SIDNEY — Shelby County Commissioner Julie Ehemann participated in a cultural political exchange with Germany, Nov. 11 to Nov. 15.
Ehemann was one of five Ohio women in local politics who traveled to Berlin for four days of workshops and discussions about motivating other women to enter the political arena. The exchange was organized by Shannon Jones, a Warren County commissioner, and Helga Lukoschat, chairperson of the board of EAF Berlin, a think tank and consulting firm.
Also participating from the U.S. were Debbie Lieberman, a Montgomery County commissioner, Vicki Giambrone a former mayor of Beavercreek now working for CBD Advisors, and Cynthia Hess, associate director of research at the Institute for Women’s Policy Research in Washington, D.C.
The exchange will continue in April when a delegation of German women visits Columbus to continue the discussion.
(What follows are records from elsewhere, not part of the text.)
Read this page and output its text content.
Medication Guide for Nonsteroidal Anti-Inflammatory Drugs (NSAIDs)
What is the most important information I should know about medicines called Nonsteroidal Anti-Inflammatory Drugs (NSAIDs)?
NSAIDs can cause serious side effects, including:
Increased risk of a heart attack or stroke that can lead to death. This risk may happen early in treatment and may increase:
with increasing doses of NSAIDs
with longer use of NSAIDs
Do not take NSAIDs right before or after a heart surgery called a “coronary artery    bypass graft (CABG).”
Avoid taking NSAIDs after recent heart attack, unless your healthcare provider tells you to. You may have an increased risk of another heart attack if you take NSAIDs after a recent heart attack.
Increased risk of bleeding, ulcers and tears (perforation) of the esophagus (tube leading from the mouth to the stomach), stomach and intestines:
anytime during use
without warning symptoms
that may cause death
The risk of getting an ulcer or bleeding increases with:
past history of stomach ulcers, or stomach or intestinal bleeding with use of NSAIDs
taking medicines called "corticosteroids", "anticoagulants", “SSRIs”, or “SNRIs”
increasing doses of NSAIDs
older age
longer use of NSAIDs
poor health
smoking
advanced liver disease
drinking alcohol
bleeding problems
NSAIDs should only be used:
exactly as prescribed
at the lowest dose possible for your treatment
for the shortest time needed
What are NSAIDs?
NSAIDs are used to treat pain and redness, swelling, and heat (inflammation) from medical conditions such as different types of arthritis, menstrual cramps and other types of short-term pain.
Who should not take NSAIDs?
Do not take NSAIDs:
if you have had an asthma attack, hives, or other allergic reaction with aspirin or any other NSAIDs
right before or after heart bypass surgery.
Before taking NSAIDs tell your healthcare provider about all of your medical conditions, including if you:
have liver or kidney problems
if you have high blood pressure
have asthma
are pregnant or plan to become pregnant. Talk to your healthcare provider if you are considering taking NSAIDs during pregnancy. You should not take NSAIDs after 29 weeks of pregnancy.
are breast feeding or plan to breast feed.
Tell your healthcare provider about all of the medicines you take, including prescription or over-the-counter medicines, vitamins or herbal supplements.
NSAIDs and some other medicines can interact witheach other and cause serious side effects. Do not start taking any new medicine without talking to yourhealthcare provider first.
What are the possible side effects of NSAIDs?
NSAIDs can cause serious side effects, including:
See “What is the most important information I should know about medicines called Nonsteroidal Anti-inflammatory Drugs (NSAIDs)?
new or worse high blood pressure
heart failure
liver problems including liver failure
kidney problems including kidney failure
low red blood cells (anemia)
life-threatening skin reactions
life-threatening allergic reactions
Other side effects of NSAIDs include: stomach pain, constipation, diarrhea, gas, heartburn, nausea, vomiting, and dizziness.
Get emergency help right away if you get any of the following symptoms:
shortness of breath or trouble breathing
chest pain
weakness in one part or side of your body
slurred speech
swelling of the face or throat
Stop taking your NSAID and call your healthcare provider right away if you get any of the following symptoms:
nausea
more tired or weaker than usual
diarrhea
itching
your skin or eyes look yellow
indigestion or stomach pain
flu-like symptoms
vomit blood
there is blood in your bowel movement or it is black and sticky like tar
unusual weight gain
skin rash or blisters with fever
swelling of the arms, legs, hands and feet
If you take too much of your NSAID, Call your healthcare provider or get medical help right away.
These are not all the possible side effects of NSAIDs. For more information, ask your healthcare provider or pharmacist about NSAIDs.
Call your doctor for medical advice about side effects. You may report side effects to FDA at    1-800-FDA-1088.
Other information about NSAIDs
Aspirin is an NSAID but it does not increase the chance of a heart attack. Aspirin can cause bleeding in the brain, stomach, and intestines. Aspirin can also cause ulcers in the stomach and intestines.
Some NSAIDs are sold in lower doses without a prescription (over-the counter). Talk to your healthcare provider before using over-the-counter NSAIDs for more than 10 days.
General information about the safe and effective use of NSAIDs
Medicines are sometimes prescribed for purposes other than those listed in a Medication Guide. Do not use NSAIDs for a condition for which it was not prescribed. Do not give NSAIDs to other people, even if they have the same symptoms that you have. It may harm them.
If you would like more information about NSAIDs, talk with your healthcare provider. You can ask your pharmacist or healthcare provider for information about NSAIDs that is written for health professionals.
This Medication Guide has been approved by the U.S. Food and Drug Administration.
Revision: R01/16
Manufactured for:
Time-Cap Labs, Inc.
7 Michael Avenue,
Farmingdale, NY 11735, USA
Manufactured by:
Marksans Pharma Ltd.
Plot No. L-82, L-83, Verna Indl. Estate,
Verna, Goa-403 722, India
“I actually met Helga at a dinner when she was in the states with a German delegation,” Jones said by phone, Wednesday, Nov. 21. “She approached me early this year.” Lukoschat wanted to know if Jones would be interested in working on a cultural exchange.
The Americans’ trip to Germany and the Germans’ upcoming trip to the U.S. have been funded by Lukoschat’s organization, EAF Berlin.
Jones asked Ehemann to particpate because, “I wanted (the U.S. group) to be reflective of various areas of the state,” she said. “Julie is from a more rural county with a lot of manufacturing. I didn’t know her, but her reputation preceded her as someone being thoughtful.” It also meant a lot to Jones that Ehemann is the incoming president of the County Commissioners Association of Ohio.
“We had workshops about leadership — understanding what motivates you so you can work on motivating others,” Ehemann told the Sidney Daily News when she had returned. According to Jones, the EAF is interested in particularly cultivating leadership of young women in politics.
A hightlight of the trip was attending a speech by German Chancellor Dr. Angela Merkel at a celebration marking the 100th anniversary of women’s gaining the right to vote in Germany.
“She spoke about 100 years of suffrage. (She said it was) a human right in a fair and just society. She said women can do anything, and this is more than a statement. This is a demand,” Ehemann said.
Merkel also said childcare should be a legal right and she talked about gender balance.
“If we want to grow our workforce, we need quality childcare for everyone,” Ehemann quoted Merkel.
About 200 people were in the chancellor’s audience.
“We had to show our passports, and we had invitations to be there, but security was not as tight as it is in the U.S.,” Ehmann said.
The group also met with German State Minister Michelle Muntefering.
“She was so interested in what women’s roles were, how we felt about expanding women’s roles. She said she sees the divide in the United States. How can women fix that divide? Local women can work together to build those bridges,” Ehemann said.
The workshops, coordinated by Lukoschat, included a session with winners of the Helene Weber Prize, an award for outstanding, local, female polititicians in Germany. During that session, the Germans and Americans discussed the characteristics and challenges of their respective political systems and best practices for encouraging women to engage in politics.
Another workshop focused on migration, integration and dealing with diversity.
“EAF was really strategic,” Jones said. “They gave us the opportunity to talk with women at all levels of government, local, state and federal, and across various political parties represented in Germany. They were thoughtful about people we would talk with.”
The women discovered that problems women face in Germany are not that different from problems faced by women here.
“One of the take-aways for women of the U.S. was that even though we’re separated by so many miles and different politics, the issues were the same. We talked about workforce, education, housing,” Ehemann said. She came home recognizing that something is lacking in Shelby County.
“We need stuff at the local level that is nonpartisan, a nonpartisan sharing of ideas. We need more ways to reach out to women, because women need to be asked. Women don’t stand there and say, ‘Pick me.’ We’re too ready to see the barriers,” she said.
The trip wasn’t all brainstorming and thinking. The U.S. delegation had a private tour of part of the German Historical Museum, visited the Bundestag, which is the German parliament, went to the Brandenburg Gate and what’s still standing of the Berlin Wall.
“And we had German food,” Ehemann said. She tried schnitzel for the first time — “It’s a lot like pork tenderloin,” she noted — and enjoyed fruity aperitifs and German beer. But it was the desserts that captured her palate and her heart.
“German pastries are fabulous,” she said.